BPR Majatama Perseroda menyelenggarakan Focus Group Discussion (FGD) Bersama Pemerintah Kabupaten Mojokerto. Sabtu (15/10/2022).
FGD tersebut melibatkan Bupati Mojokerto dan Kepala OPD se Kabupaten Mojokerto untuk membahas Rencana Bisnis Bank Majatama Tahun 2023 bertempat di Hotel Melia Purosani Yogyakarta.
Dalam FGD tersebut Direktur Utama BANK MAJATAMA Tri Hardianto, SE., SH., MH. Menyampaikan Susunan Rencana Bisnis Bank Majatama Tahun 2023, ada 9 poin RBB yakni Penyertaan Modal Disetor, Pengelolaan Penghasilan ASN dan PPPK, Pengelolaan Tunjangan Sertifikasi Guru, Pengelolaan TPP, Pemberian KURDA untuk melawan rentenir, Inbreng dan pembangunan infrastruktur Gedung, Pengelolaan rekening kas desa, pengelolaan retribusi pasar dan wisata, Pengelolaan aktifitas bantuan keuangan terkain GNNT (Gerakan Nasional Non Tunai). Dalam Forum tersebut Direktur Utama BANK MAJATAMA menegaskan “Terkait Rencana Bisnis Bank (RBB), ada hal-hal yang akan dianggarkan untuk penguat bisnis di Tahun 2023 minimal ada penguatan-penguatan program yang 2023 dapat direalisasikan. Bank Majatama berpacu untuk berkembang, dan menjadi bank kebanggaan Kabupaten Mojokerto.

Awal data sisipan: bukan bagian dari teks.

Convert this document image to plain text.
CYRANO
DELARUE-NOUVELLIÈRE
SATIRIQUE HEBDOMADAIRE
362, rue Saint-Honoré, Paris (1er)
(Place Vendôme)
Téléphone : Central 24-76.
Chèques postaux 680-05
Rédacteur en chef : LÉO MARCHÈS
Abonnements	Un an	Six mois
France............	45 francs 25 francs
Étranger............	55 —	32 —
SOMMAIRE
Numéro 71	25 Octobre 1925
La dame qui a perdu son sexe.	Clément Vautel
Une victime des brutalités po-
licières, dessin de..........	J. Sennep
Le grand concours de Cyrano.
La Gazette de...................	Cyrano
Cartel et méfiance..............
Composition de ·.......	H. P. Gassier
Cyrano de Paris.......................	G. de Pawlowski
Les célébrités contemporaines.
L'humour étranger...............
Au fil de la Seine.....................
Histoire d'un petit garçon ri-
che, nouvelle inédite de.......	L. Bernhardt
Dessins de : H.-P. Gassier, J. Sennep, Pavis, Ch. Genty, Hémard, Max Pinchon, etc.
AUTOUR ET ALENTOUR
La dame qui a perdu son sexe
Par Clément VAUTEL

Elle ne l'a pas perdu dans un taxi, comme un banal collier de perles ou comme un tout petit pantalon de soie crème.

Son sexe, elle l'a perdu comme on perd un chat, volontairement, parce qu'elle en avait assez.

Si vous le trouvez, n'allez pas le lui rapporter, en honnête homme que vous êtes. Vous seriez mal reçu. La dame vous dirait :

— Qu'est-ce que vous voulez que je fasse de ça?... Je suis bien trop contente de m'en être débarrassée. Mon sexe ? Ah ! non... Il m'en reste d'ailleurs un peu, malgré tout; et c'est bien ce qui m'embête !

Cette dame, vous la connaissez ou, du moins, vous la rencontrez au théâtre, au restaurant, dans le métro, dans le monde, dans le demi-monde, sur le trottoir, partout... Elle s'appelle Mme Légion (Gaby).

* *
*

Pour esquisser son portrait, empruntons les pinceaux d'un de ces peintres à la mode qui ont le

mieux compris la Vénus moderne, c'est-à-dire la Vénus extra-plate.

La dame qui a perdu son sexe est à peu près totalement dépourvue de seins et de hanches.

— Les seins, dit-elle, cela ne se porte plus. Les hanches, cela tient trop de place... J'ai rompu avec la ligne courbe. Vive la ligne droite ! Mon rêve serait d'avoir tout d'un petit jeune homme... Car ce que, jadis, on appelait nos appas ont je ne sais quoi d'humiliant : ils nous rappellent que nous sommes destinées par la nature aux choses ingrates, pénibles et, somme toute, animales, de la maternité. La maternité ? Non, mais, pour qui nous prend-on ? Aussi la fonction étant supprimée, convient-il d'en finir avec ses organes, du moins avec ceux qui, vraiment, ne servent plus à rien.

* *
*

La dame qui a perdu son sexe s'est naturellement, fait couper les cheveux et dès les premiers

Selanjutnya paparan materi ditanggapi langsung oleh Bupati Kabupaten Mojokerto dr. Ikfina Fahmawati, M.Si. “Bank Majatama adalah BUMD yang supportnya ke PAD, sehingga bagaimana caranya kita membantu bersama-sama agar bisa semakin maju.
Jika kita upayakan terus-menerus maka Bank Majatama bisa menjadi penyumbang PAD yang dapat diperhitungkan. Akan tetapi harus ada campur tangan bersama untuk membantu perputaran keuangan tersebut sehingga menambah PAD.”. Bupati Mojokerto ingin ada bentuk tindakan dari Kepala OPD untuk Bersama-sama memajukan Bank Majatama.